Stamford American offers the opportunity to pursue the International Baccalaureate (IB) Diploma, Advanced Placement (AP) Diploma, or the Business and Technical Education Council (BTEC) Diploma. Stamford American International School is accredited by the Accrediting Commission for Schools, Western Association of Schools and Colleges (WASC). It is also an authorized school for the IB Primary Years Programme (PYP), the IB Middle Years Programme (MYP), and the IB Diploma Programme (IBDP). Stamford American is an IB World School. The school also offers several mother-tongue programs for all students. Stamford American's co-curricular activities (CCA) program has around 350 activity choices throughout the year for students from Pre-K to Grade 12.

===Arts===
Stamford American provides productions every year at the Reagan Theater. Weekly drama classes begin in Kindergarten and continue to Grade 10. Stamford American also offers an International Baccalaureate Diploma in Theater and a BTEC in Performing Arts (Acting).
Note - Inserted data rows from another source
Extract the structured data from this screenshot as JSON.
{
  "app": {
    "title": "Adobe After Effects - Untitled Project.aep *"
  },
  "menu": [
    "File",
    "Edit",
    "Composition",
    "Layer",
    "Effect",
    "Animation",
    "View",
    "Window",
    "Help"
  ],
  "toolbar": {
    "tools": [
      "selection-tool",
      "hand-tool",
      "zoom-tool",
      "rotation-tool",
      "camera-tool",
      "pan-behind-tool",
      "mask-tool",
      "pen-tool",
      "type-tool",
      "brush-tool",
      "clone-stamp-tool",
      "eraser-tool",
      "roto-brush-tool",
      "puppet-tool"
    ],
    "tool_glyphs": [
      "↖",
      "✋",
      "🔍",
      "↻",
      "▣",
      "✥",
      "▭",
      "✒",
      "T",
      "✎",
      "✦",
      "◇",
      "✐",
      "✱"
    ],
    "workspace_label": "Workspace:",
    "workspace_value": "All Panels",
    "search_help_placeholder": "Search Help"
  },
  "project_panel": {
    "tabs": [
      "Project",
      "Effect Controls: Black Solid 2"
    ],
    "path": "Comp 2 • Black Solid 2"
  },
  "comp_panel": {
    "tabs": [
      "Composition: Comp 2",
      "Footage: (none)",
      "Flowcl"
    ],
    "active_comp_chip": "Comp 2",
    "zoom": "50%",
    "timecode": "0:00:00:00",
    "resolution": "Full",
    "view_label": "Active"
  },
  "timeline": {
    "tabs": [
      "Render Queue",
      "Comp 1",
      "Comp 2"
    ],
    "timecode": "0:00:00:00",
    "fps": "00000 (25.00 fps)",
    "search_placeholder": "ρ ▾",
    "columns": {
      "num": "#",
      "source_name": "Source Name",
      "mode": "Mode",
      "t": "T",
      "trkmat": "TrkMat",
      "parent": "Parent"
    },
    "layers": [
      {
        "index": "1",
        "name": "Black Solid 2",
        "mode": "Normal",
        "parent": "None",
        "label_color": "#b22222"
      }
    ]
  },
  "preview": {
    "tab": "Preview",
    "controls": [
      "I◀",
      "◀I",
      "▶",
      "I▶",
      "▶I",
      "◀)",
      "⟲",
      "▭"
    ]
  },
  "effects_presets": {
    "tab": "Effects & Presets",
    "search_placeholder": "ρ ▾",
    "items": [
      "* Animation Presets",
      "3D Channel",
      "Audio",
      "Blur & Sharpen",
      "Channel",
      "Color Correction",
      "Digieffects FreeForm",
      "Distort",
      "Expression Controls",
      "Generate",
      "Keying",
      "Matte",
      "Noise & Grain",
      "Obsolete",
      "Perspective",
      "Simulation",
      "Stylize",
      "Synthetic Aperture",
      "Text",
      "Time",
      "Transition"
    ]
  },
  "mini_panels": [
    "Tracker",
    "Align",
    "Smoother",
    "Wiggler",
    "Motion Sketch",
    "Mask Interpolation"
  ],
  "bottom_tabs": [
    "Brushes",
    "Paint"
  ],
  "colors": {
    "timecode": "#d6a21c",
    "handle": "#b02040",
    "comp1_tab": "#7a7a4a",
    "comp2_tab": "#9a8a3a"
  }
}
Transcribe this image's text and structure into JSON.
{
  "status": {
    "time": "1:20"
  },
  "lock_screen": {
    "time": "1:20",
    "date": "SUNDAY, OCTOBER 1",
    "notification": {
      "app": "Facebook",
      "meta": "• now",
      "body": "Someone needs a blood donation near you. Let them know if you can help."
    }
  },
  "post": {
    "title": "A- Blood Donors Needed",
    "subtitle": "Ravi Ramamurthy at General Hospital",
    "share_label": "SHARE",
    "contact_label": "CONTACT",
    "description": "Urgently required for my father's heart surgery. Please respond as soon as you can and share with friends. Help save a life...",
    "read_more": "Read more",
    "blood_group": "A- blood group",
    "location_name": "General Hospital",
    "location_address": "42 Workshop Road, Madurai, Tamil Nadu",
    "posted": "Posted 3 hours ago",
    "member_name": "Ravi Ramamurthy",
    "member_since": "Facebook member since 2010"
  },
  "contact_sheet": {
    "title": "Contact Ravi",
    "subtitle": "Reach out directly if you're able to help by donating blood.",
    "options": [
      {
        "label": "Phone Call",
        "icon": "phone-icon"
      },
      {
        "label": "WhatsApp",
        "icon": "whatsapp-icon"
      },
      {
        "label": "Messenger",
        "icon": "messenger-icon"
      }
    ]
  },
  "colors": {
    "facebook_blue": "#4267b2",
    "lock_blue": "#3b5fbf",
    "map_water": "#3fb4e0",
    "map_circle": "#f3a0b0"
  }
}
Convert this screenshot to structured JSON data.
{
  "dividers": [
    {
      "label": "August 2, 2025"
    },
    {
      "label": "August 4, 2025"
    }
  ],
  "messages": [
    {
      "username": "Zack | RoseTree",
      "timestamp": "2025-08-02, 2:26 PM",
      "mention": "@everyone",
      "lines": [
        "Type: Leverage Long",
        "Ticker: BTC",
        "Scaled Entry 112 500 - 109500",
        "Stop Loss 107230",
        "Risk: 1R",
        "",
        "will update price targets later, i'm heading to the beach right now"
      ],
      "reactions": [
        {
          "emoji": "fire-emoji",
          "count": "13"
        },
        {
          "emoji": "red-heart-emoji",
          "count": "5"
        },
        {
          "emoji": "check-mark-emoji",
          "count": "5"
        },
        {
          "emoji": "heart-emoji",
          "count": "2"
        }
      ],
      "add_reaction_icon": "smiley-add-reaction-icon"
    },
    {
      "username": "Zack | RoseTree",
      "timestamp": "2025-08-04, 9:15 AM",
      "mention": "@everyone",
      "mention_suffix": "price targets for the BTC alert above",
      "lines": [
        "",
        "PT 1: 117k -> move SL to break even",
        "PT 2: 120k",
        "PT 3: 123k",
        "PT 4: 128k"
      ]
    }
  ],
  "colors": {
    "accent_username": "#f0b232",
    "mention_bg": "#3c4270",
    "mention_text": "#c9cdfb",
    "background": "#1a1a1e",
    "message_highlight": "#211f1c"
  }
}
Students at the Early Learning Village (ELV) were offered music at the age of 18 months. From the age of 5, children can move on to cello lessons. Music is a part of the curriculum for students up to Grade 8, while students in Grade 9 and Grade 10 can choose music for their Middle Years Program (MYP) arts allocation. In Grades 11 and 12, students can opt for it as their arts subject within the Diploma Program (DP). More than 400 students are enrolled in the Instrumental Music Program.

===Athletics===
Stamford American offers sports for Kindergarten to Grade 12. Stamford American is a member school of the South East Asia Student Activities Conference (SEASAC).

===Community service===
The Stamford American community, in partnership with World Assistance for Cambodia, built the Cambodia Hope School in the Boribo Province of Cambodia. In 2016, students and teachers from Stamford American visited the school. Students at Hope School received stationery and sports equipment, while English as a second language resources were distributed to local teachers.

In 2017, together with the Parent Teacher Association (PTA), Stamford American students founded the Christmas Giving Tree. They gifted the Singapore Cancer Society, SOSD, Make-A-Wish Foundation, Waterways, Willing Hearts, Ronald McDonald House, and the Autism Resource Center (ARC).

==Facilities==
Stamford American has two centrally located campuses that are linked by a shuttle bus service.